La solitude
Ce mot me concerne, comme pour beaucoup d'autres d'ailleurs ...
Ce sentiment je le ressens chez moi quand je suis seul et trop vulnérable.
Ces soirées en solitaire chez moi où je erre de pièce en pièce, c'est mon quotidien quand il n'est pas avec moi. Je perds tout sourire, joie ... Tout disparaît.
Le seul moment où tout me reviens c'est lorsqu'e je vois mon homme sortir de son travail ou quand il peut me téléphoner. Aprés ça toutes mes lumières s'éteignent et je me retrouve face à moi même. Et c'est effrayant.

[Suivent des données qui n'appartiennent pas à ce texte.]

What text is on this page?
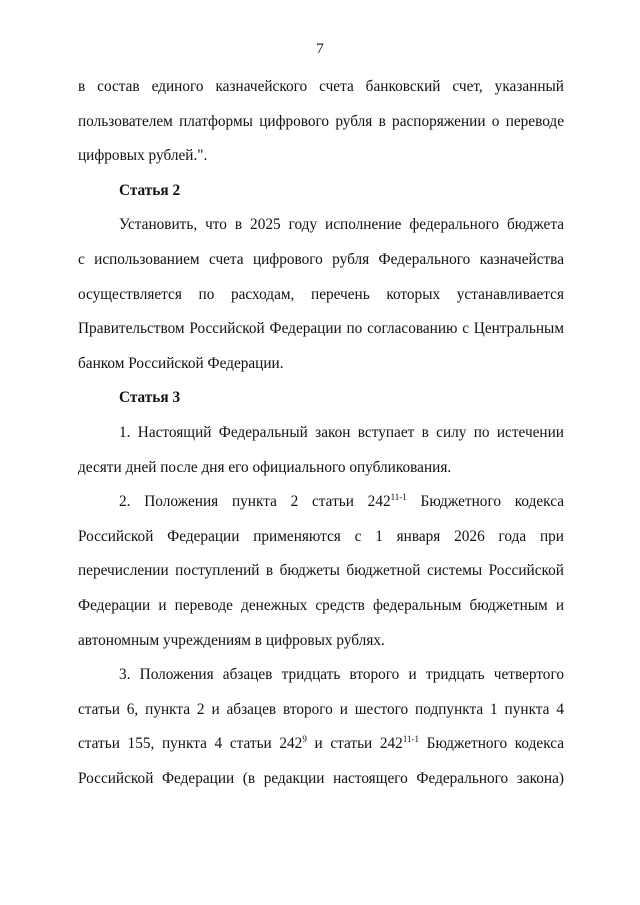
7

в состав единого казначейского счета банковский счет, указанный

пользователем платформы цифрового рубля в распоряжении о переводе

цифровых рублей.".

Статья 2

Установить, что в 2025 году исполнение федерального бюджета

с использованием счета цифрового рубля Федерального казначейства

осуществляется по расходам, перечень которых устанавливается

Правительством Российской Федерации по согласованию с Центральным

банком Российской Федерации.

Статья 3

1. Настоящий Федеральный закон вступает в силу по истечении

десяти дней после дня его официального опубликования.

2. Положения пункта 2 статьи 242$^{11-1}$ Бюджетного кодекса

Российской Федерации применяются с 1 января 2026 года при

перечислении поступлений в бюджеты бюджетной системы Российской

Федерации и переводе денежных средств федеральным бюджетным и

автономным учреждениям в цифровых рублях.

3. Положения абзацев тридцать второго и тридцать четвертого

статьи 6, пункта 2 и абзацев второго и шестого подпункта 1 пункта 4

статьи 155, пункта 4 статьи $242^9$ и статьи 242$^{11-1}$ Бюджетного кодекса

Российской Федерации (в редакции настоящего Федерального закона)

Enlevez moi mon homme et vous aurez quelqu'un de pessimiste au plus haut point.
Je n'ai pas honte de dire qu'il est ma lumière et je lui dois beaucoup. Quand il est là je me sens moi, bien dans ma peau ( c'est de plus en plus fréquent ), joyeux, euphorique mais dés qu'il n'est plus là, c'est la fin.
Tout ça fait un peu roman à l'eau de rose, voir même cliché je vous l'accorde ... Mais tellement vrai.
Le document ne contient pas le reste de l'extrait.